RIGHTRIGHTIMAGE is the first substantial and in-depth analysis of the online visual world of right-wing European political parties. Recent research on right-wing parties and politicians has focused on their use of social media, but it has mostly discussed textual materials, affording little space to images. And yet, social media images have radically changed political communication, which is becoming increasingly visual. Comprehending this revolution, and the right-wing parties’ aesthetic is crucial for understanding their
popular traction. RIGHTIMAGE will develop an interdisciplinary conceptual armature from the humanities and social sciences to examine the rhetoric, strategies and genealogy of the images that seven parties circulate on social media platforms.
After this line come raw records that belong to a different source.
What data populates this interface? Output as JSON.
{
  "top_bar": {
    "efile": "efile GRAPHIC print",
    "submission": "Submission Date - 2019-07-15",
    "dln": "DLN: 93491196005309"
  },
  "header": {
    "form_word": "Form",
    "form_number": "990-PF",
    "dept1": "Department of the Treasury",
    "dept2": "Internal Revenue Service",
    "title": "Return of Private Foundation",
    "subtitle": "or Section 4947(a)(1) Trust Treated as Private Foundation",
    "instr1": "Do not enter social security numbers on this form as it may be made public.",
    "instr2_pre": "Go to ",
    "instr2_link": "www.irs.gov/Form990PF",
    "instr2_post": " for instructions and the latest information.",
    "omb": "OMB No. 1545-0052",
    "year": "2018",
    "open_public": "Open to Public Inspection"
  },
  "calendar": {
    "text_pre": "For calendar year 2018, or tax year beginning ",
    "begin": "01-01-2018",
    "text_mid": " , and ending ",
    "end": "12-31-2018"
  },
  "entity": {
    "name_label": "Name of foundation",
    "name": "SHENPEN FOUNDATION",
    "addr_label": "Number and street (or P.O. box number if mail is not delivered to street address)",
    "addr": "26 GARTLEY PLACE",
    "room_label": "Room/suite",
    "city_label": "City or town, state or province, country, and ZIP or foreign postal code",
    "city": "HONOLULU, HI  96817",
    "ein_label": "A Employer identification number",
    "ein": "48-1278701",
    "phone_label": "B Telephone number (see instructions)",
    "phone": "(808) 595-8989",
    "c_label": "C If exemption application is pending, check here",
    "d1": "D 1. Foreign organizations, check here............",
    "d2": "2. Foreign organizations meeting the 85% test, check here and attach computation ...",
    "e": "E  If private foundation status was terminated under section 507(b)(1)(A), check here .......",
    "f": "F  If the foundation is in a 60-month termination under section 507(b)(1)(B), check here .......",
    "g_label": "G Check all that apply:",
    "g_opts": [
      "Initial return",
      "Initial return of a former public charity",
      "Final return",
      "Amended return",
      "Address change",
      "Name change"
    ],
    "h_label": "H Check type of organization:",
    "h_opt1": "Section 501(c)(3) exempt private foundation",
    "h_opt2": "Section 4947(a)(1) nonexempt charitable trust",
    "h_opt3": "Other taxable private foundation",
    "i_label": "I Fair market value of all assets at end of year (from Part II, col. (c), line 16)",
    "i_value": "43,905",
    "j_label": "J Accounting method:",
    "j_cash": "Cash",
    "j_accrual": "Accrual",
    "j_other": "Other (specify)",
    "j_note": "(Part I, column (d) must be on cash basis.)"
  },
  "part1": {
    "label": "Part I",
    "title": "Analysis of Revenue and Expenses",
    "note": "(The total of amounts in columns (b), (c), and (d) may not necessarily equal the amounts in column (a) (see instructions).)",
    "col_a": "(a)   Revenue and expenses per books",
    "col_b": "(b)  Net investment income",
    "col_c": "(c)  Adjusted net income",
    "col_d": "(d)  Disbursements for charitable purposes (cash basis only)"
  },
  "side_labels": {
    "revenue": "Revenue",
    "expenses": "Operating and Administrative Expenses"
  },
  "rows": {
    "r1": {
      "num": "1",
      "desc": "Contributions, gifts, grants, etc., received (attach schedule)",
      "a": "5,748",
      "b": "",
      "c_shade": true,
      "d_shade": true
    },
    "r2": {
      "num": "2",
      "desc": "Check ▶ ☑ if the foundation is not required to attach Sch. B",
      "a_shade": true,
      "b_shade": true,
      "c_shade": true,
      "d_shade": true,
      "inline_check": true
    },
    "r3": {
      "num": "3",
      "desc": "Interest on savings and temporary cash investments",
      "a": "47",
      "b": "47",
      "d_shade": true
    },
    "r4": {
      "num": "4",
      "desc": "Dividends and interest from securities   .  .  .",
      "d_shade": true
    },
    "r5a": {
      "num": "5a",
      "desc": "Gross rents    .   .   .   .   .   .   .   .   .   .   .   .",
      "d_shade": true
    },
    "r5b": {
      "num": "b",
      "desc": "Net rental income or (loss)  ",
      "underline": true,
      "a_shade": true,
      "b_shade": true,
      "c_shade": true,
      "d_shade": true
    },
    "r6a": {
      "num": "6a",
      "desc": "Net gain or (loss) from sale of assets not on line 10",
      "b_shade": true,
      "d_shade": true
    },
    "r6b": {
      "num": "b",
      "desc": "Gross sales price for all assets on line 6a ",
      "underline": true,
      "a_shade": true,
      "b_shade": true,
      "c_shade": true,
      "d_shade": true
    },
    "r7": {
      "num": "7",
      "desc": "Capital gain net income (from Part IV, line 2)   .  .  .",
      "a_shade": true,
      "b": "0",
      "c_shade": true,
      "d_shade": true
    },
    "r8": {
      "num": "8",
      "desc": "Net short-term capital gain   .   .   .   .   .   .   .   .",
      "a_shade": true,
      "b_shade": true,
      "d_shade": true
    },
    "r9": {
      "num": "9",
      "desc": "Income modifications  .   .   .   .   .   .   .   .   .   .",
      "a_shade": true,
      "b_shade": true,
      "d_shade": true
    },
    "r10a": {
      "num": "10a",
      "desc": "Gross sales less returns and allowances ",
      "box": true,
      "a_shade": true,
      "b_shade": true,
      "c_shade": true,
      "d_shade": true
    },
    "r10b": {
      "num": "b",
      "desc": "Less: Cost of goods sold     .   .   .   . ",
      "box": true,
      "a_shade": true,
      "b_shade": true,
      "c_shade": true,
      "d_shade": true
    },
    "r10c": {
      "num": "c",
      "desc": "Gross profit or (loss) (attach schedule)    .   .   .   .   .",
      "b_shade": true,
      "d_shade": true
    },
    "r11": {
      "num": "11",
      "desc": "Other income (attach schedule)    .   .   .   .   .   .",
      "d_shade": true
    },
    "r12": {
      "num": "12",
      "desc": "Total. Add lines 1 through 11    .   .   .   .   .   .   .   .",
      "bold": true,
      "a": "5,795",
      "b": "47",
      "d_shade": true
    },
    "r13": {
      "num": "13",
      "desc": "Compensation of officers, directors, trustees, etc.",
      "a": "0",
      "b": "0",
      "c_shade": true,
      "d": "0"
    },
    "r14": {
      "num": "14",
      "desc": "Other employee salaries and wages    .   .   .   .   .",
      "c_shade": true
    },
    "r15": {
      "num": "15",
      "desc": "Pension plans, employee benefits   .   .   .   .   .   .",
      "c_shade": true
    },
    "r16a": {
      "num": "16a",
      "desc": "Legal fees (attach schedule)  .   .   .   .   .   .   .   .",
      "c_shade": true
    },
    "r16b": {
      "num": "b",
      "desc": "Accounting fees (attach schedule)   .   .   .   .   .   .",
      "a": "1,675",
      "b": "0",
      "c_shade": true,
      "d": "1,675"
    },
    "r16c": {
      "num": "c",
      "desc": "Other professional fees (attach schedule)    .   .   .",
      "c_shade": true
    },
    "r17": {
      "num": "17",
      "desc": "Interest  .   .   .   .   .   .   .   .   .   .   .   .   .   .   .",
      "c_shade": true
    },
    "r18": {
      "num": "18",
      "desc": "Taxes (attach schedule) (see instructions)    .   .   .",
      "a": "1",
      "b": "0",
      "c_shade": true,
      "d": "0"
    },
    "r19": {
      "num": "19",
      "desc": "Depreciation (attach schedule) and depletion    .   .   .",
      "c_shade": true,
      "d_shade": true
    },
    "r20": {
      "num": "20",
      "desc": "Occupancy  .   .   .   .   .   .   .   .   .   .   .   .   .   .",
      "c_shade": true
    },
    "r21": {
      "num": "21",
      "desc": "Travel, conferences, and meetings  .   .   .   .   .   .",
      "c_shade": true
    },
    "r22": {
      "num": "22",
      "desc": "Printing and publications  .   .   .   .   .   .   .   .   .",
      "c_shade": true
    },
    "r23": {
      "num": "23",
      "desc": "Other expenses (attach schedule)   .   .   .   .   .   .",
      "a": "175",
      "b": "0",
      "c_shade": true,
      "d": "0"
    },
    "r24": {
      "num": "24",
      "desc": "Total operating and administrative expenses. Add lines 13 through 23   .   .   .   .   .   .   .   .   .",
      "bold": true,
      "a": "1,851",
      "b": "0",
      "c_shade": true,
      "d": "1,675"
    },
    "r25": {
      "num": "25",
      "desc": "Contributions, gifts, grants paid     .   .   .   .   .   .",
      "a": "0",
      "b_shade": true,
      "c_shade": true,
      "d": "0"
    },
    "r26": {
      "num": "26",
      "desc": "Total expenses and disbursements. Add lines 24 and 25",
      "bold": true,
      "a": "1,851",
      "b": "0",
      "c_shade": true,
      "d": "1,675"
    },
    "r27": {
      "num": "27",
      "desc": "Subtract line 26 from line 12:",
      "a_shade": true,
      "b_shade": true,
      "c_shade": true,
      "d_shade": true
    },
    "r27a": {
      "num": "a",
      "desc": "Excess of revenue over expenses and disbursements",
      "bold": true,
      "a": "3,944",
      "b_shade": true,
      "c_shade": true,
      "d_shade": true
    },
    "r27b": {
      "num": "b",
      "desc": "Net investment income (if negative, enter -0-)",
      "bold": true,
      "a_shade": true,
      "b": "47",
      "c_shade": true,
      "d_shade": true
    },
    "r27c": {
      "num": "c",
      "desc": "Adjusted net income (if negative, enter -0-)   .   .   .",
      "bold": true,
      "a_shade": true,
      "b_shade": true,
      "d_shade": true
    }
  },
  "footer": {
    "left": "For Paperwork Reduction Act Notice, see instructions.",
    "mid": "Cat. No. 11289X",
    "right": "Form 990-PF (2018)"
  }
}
This focus on images aims to provide an original perspective on the European right, and to explore the historical roots of its current visual identities. Research will combine machine-learning methods with qualitative analyses of motifs and digital objects (Facebook, Instagram, Twitter and TikTok accounts), concentrating on how visuals are used to substantiate party policies, stage threats to sovereignty, and establish ethnonationalist conceptions of “the people”. This examination will draw comparisons with the iconographic traditions of nationalism and popular sovereignty, as well as with the imagery developed by parties that do not identify as right-wing. The methodology of this research rests on the idea that images circulated on social media platforms can neither be construed as reproductions of reality nor be explored via the hermeneutic devices that are employed to examine texts. Social media images have specific features, the study of which requires conceptual and methodological frameworks that this project will help to shape.
RIGHTIMAGE will forge new paths in the study of art history and political communication, and will impact disciplines where images, new media and social movements are of concern.